The list did not include several more systems - for example, Hadoop HBase , Cassandra , Hypertable , Dynomite , Kai , Ringo .
It is interesting to note that mainly for these types of systems they use either specialized languages and platforms (Erlang is almost out of competition here) or serious systems like Java that have become classics and mainstream, and only in rare cases are based on their own C / C ++ developments.

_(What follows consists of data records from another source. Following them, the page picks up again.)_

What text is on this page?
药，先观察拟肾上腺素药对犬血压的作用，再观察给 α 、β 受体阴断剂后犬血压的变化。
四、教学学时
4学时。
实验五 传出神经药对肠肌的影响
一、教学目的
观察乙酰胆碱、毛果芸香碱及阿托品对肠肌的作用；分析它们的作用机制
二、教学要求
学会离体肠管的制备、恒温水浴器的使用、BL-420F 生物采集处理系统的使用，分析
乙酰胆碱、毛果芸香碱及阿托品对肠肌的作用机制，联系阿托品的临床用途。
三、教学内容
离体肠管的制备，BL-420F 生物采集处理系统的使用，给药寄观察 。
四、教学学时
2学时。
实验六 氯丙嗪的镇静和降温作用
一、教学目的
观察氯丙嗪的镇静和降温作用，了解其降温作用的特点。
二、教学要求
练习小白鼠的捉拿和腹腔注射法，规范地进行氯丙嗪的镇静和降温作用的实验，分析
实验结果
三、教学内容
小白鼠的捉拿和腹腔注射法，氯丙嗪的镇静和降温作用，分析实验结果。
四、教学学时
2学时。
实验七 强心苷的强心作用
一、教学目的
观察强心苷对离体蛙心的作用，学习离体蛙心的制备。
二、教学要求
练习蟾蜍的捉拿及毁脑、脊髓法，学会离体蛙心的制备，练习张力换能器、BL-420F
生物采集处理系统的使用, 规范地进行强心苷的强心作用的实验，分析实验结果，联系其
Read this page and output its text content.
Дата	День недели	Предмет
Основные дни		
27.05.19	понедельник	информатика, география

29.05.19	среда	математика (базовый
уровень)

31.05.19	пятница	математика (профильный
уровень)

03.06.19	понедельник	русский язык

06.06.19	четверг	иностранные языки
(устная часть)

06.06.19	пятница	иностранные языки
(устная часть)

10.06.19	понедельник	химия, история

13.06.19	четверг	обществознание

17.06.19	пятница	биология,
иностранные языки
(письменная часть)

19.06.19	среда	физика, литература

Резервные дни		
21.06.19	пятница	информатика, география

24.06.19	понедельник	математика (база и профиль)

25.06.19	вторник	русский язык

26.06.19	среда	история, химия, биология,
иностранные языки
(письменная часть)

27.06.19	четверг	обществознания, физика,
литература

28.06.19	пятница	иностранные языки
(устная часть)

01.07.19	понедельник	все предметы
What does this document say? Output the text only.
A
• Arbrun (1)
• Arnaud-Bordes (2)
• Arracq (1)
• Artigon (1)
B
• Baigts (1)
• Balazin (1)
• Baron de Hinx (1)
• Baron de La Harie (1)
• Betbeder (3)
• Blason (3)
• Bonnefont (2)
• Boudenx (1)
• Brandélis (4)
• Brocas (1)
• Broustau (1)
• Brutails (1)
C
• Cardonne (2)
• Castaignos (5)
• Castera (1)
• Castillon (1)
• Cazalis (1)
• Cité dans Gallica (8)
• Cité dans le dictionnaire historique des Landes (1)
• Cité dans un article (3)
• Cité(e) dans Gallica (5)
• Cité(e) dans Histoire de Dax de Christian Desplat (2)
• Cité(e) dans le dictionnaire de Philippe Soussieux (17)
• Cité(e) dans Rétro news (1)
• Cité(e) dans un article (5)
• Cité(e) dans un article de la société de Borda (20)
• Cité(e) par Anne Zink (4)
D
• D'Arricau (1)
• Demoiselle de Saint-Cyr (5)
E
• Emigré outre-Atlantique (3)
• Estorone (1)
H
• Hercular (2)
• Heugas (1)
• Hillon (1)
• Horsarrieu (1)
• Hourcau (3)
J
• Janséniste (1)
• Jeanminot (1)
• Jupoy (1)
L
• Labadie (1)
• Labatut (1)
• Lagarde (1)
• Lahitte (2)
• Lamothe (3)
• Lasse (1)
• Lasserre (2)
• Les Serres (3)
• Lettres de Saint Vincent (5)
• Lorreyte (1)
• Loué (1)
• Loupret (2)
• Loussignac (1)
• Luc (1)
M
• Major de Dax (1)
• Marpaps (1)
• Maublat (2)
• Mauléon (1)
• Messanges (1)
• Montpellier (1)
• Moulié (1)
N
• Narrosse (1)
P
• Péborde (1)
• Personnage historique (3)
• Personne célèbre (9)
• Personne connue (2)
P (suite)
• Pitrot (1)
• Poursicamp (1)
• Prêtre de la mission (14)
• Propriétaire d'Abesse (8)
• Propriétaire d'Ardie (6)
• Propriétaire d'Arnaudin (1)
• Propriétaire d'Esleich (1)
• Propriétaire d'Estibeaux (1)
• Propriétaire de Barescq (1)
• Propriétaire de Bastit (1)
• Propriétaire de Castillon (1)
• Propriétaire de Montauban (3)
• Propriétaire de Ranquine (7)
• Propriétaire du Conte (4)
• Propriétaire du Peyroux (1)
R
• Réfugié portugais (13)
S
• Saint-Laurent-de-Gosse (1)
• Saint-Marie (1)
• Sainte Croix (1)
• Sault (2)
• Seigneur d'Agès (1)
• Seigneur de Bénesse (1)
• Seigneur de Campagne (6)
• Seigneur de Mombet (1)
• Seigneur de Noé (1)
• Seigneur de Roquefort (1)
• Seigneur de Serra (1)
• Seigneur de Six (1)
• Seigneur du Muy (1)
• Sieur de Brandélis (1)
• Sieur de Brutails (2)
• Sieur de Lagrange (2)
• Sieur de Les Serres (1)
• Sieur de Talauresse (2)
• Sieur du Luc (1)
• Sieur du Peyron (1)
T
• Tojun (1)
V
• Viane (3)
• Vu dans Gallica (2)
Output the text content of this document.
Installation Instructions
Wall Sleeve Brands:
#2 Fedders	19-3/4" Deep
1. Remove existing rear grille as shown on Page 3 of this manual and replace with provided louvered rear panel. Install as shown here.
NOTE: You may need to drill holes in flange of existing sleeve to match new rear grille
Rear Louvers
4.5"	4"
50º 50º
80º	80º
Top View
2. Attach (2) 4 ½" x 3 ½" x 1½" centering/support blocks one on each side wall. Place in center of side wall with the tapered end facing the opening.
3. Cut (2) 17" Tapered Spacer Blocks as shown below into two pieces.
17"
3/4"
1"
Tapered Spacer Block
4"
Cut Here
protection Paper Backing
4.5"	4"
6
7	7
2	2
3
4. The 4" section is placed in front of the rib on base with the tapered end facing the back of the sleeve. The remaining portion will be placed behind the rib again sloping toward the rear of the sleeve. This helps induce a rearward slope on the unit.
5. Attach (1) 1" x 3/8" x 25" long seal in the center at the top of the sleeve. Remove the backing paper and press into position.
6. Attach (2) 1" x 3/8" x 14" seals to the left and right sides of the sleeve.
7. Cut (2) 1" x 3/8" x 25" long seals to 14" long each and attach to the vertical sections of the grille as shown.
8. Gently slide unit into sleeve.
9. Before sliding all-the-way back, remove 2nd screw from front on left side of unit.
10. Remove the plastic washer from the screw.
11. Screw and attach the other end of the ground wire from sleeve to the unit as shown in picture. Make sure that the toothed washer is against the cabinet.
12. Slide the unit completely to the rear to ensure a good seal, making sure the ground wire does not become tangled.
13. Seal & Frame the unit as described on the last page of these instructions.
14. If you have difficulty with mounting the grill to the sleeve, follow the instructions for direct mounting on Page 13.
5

Developing a high-performance system, not necessarily a web? Do you need specific data storage, while you want to receive it in the simplest way, scale it “up and down” without even stopping for a second? There may be a lot of data, but all of them are simple and come down to strings or serialized structures and binary blocks? Do you need reliable data storage, distributed and fault tolerant? If at least one of these questions answers “yes”, you should look at least a couple of projects from the list, perhaps they will allow your project to withstand the load and develop confidently.
PS The original article that pushed me to write - there is a good comparative table of systems.